Essentially the legal issue here is negligence. This has three elements: the existence of a duty of care; a breach of that duty (that’s the negligence); and a loss caused by the breach.
As a general rule, some categories of people always owe a duty of care to certain other categories. An employer has a duty of care to its employees, and an occupier of land to its invitees.
The existence and extent of the duty can be altered by contract, as might happen between a venue owner and those who hire the venue.
Legal liability is also heavily affected by what is known, what should be known or what should safely be assumed. If the event had been scheduled a month ago, nobody would have suggested its cancellation. Now, there is a lot of information known to the organisers, including explicit medical advice, that is saying the holding of the event will create a health risk to those who attend.
That knowledge can shift the existence and content of the duty of care that the entities staging the event may owe to their guests. While the law does have a fair bit to say about the obligation that grown up people have to take sensible care of themselves, as well as their ability to consent to well understood risks, it applies a pretty low bar when it comes to apportioning legal blame when injury or illness occurs.
Basically, it’s not hard to be found liable in negligence when you’re the one with deep pockets.
If the event were to go ahead and people got the virus because it turned out that squashing them together was a really bad idea, then the one thing we can guarantee is that there will be law suits to follow. The organisations and government bodies who are running, promoting or allowing the event to go ahead may find themselves heavily exposed.

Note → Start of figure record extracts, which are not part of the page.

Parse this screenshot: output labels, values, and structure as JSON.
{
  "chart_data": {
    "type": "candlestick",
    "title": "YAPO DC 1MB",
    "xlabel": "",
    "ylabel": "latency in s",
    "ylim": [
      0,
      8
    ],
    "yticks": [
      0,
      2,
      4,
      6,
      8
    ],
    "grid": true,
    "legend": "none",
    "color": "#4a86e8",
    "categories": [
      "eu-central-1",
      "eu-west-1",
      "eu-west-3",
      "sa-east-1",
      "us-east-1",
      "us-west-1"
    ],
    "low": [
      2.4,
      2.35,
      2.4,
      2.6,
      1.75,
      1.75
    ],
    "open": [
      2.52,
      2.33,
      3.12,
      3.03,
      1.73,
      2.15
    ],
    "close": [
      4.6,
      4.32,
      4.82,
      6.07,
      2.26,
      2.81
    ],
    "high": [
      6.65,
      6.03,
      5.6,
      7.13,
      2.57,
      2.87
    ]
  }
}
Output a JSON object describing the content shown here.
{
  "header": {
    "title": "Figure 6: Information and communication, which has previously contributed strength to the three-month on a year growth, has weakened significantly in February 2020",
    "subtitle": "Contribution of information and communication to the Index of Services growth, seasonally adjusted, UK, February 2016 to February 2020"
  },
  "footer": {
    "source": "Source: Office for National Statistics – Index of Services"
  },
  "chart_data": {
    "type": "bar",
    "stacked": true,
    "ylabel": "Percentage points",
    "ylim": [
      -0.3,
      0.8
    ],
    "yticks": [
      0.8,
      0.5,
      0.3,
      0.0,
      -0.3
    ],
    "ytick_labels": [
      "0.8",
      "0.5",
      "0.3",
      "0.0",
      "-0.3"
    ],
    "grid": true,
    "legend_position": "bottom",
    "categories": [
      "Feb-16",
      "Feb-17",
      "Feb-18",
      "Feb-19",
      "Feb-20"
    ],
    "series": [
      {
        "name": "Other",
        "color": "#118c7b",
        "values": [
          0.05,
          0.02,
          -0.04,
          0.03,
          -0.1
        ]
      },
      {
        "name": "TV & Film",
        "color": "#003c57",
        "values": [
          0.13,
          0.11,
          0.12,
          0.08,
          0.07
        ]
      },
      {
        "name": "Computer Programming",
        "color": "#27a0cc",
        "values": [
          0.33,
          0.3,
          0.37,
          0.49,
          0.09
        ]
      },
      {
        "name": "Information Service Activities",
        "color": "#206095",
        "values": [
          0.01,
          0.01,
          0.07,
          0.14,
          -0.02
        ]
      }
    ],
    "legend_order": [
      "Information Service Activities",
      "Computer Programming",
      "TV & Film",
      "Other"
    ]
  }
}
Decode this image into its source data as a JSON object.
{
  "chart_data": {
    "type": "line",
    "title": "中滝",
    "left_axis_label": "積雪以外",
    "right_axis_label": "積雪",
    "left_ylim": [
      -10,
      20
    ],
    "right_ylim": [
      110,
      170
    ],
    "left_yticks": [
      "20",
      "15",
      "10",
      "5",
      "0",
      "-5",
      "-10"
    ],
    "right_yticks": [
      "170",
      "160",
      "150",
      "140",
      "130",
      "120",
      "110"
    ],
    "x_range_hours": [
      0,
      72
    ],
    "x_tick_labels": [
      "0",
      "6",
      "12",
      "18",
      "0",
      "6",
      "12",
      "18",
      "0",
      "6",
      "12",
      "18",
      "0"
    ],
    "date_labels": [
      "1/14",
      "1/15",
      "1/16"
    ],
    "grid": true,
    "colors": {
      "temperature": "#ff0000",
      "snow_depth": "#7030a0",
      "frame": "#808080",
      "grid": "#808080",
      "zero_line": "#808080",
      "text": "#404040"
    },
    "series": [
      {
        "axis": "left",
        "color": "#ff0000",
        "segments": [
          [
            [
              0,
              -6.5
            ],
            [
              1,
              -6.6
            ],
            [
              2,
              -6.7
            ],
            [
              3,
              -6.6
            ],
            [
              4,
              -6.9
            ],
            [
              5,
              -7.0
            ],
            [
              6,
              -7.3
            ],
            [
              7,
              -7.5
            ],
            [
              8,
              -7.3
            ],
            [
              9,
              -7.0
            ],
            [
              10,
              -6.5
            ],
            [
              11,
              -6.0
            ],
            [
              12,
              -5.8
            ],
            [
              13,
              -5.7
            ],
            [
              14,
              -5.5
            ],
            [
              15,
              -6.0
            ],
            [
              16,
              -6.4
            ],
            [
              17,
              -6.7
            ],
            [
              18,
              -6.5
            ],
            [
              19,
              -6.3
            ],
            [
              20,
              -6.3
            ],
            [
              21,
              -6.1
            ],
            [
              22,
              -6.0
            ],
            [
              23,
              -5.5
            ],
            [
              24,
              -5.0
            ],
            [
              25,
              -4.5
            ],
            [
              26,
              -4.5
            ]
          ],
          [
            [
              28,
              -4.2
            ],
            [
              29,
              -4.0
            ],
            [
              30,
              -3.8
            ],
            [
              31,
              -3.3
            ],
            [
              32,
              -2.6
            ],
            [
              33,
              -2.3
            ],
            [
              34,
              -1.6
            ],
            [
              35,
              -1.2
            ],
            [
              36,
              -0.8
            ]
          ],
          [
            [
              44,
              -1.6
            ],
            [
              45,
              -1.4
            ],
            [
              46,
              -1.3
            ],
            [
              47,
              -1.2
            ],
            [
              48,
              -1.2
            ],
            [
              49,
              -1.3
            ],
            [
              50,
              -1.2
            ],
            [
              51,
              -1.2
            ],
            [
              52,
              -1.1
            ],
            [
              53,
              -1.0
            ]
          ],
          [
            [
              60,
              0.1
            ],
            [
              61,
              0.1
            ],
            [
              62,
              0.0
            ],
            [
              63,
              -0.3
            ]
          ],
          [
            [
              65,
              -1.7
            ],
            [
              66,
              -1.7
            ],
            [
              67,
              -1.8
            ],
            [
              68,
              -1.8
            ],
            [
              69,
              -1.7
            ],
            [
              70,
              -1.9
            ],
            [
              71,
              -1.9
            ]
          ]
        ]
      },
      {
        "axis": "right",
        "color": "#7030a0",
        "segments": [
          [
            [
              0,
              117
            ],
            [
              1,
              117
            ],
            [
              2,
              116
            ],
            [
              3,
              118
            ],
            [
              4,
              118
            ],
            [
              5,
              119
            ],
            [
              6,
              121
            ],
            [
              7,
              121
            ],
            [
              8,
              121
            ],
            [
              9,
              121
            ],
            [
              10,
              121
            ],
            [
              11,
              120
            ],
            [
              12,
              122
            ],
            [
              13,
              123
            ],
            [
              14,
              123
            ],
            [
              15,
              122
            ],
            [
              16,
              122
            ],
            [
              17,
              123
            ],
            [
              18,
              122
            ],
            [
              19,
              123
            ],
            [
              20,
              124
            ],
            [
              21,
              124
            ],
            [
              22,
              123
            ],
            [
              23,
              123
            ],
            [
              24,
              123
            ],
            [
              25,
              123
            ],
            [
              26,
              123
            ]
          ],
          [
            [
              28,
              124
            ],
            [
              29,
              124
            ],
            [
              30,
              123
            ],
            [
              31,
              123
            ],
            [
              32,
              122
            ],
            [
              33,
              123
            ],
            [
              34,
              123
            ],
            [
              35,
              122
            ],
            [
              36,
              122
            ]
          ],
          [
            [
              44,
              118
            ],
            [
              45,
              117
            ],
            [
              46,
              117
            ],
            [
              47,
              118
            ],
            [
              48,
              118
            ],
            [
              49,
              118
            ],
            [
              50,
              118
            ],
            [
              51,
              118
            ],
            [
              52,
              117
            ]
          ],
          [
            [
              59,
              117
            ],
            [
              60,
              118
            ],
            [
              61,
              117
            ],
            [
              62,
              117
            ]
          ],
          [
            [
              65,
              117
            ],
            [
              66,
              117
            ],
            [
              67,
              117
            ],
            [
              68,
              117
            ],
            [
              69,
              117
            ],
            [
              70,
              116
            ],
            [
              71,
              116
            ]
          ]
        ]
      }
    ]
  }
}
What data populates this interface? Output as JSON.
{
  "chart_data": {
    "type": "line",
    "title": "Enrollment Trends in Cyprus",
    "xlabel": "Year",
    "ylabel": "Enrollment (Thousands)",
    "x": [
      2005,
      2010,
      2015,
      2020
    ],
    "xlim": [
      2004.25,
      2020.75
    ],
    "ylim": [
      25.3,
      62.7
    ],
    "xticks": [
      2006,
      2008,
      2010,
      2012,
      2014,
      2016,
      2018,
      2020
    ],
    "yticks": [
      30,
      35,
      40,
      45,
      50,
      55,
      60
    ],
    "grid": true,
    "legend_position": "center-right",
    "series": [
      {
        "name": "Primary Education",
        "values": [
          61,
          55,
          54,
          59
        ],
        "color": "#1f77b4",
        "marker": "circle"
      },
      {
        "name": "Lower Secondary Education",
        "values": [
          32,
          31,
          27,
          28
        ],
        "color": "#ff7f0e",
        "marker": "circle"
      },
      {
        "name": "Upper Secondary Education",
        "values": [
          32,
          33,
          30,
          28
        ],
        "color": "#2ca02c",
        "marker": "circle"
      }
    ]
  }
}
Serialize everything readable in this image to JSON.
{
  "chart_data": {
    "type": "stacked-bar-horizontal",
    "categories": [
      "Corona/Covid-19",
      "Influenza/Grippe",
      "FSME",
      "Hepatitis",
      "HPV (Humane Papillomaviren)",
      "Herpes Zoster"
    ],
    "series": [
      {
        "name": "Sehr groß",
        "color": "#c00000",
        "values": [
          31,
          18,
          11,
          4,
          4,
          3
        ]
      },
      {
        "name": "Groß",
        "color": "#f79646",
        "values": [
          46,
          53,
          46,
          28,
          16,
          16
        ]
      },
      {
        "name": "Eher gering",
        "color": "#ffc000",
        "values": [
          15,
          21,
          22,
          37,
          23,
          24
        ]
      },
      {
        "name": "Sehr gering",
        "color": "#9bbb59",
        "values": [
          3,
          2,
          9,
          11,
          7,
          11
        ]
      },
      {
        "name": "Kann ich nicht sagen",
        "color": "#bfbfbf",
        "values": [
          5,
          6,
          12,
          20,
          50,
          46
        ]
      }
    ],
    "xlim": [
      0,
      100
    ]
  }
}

It may be likely that no more than a few attendees contract the virus. But keep this in mind: a plaintiff need only prove that their loss flowed from the negligent act and was reasonably foreseeable as a consequence.
Since we know that each person infected by COVID-19 is likely to pass it on to several others, and they to several more, and so on, the liability risk for a negligent host has almost limitless potential.
Two points: first, the biggest legal story to wash out from COVID-19 is probably going to be cascading class actions that will run for years and cost squillions.
Second, it’s a brave event organiser who is still contemplating opening the gates.